James Cameron, estupendo director de películas de acción, acepta aquí el reto estilístico de evocar nuevamente el célebre suceso histórico -puesto a la moda con el descubrimiento de los restos del Titanic, en 1985, por la expedición de Robert Ballard- a través de la reconstrucción ``crítica'' de una época, de la descripción del mundo de la aristocracia anglosajona de principios de siglo, en un espacio cerrado, con sus manías y obsesiones, sus intereses y sus implacables códigos de clase y etiqueta. (Como un Scorsese que transita de Buenos muchachos a La edad de la inocencia).
En ese marco social Cameron coloca la figura convencional de un amor juvenil contrariado por las diferencias sociales, una suerte de Romeo y Julieta con la proa de un barco remplazando la escenografía del balcón. Leonardo DiCaprio y Kate Winslet interpretan a la última pareja romántica, emblema del desafío social y del idealismo amoroso. En este microcosmos social condenado a la fatalidad, ellos exponen, de manera muy previsible, la decadencia moral de las altas esferas y la nobleza de los inmigrantes menesterosos atrapados en el vientre de la ballena metálica, y proponen, naturalmente, la fábula de su amor invencible y puro.
El intento de crítica social se diluye en el contraste mecánico, efectista, de quienes detentan el poder económico y de la gente pobre que continuamente se ve despreciada por la arrogancia de los poderosos. Y aunque en los hechos reales la mayoría de los sobrevivientes sí fueron mujeres, niños y ancianos de posición acomodada, la película subraya demasiado, en imágenes lastimeras, la condición de víctimas de los desposeídos. El melodrama social resulta así más pesado que el tibio tratamiento sentimental de la anciana centenaria que nostálgica evoca un viejo entusiasmo y una pérdida amorosa.

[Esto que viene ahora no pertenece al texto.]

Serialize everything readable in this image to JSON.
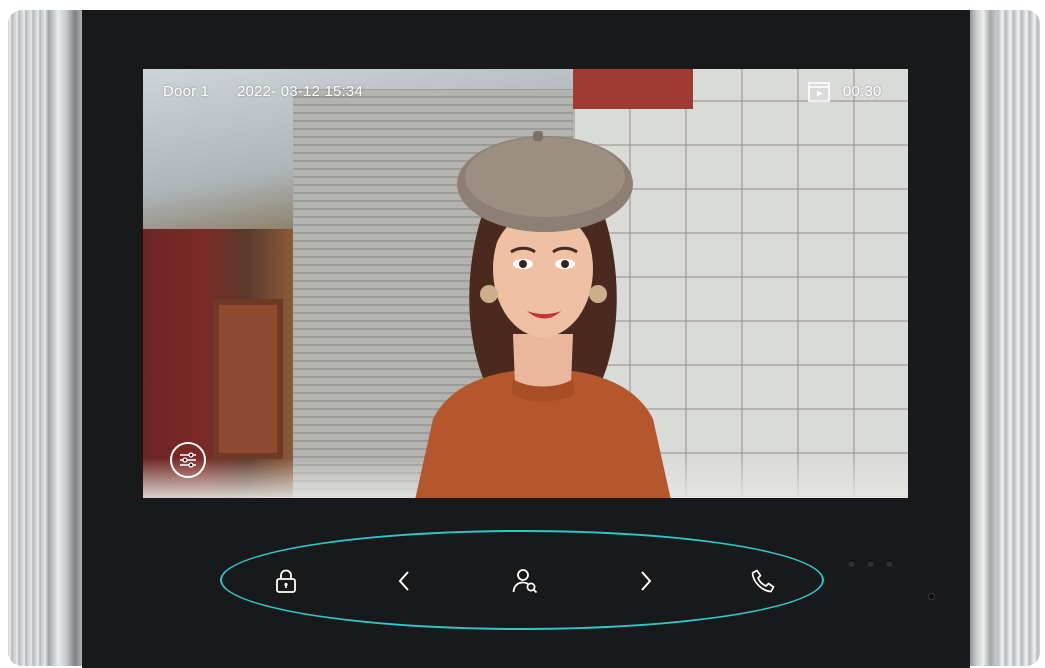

En esta crónica mundana que ocupa más de dos terceras partes de la cinta de tres horas, sobresalen los personajes que interpretan Kathy Bates (la millonaria pintoresca Molly Brown, llamada la insumergible), Kate Winslet (una Rose de Witt traviesa y altiva), Billy Zane (Cal Hockley, el villano aristócrata), y el propio DiCaprio (Jack Wade, suerte de aventurero en algún relato de Jack London). La calidad del reparto no disimula, sin embargo, las limitaciones en el esfuerzo de Cameron al abordar, de manera muy especial, los temas de la desigualdad social y la pasión amorosa. Nada en su filmografía (Aliens, Terminator, Mentiras verdaderas, El secreto del abismo) permitía suponer en el cineasta dotes de observación social, y nada en el resultado de esta cinta permite tampoco suponer que las haya adquirido.
Lo que sí es irrefutable es su maestría en el manejo de la acción, el suspenso y los efectos especiales. Despojado de la retórica sentimental que el director ha querido imprimirle a la cinta (``Titanic no sólo es un cuento precautorio, un mito, una parábola, una metáfora de los padecimientos de la humanidad. Es también una historia de fe, coraje, sacrificio y, por encima de todo, amor''), lo que queda es una buena cinta de acción, cuyos mejores momentos se concentran en su desenlace. Titanic es una verdadera épica, pero no tanto del valor humano, como lo desea su director, sino de la irrefrenable mercadotecnia hollywoodense, como lo certifica su éxito en taquilla.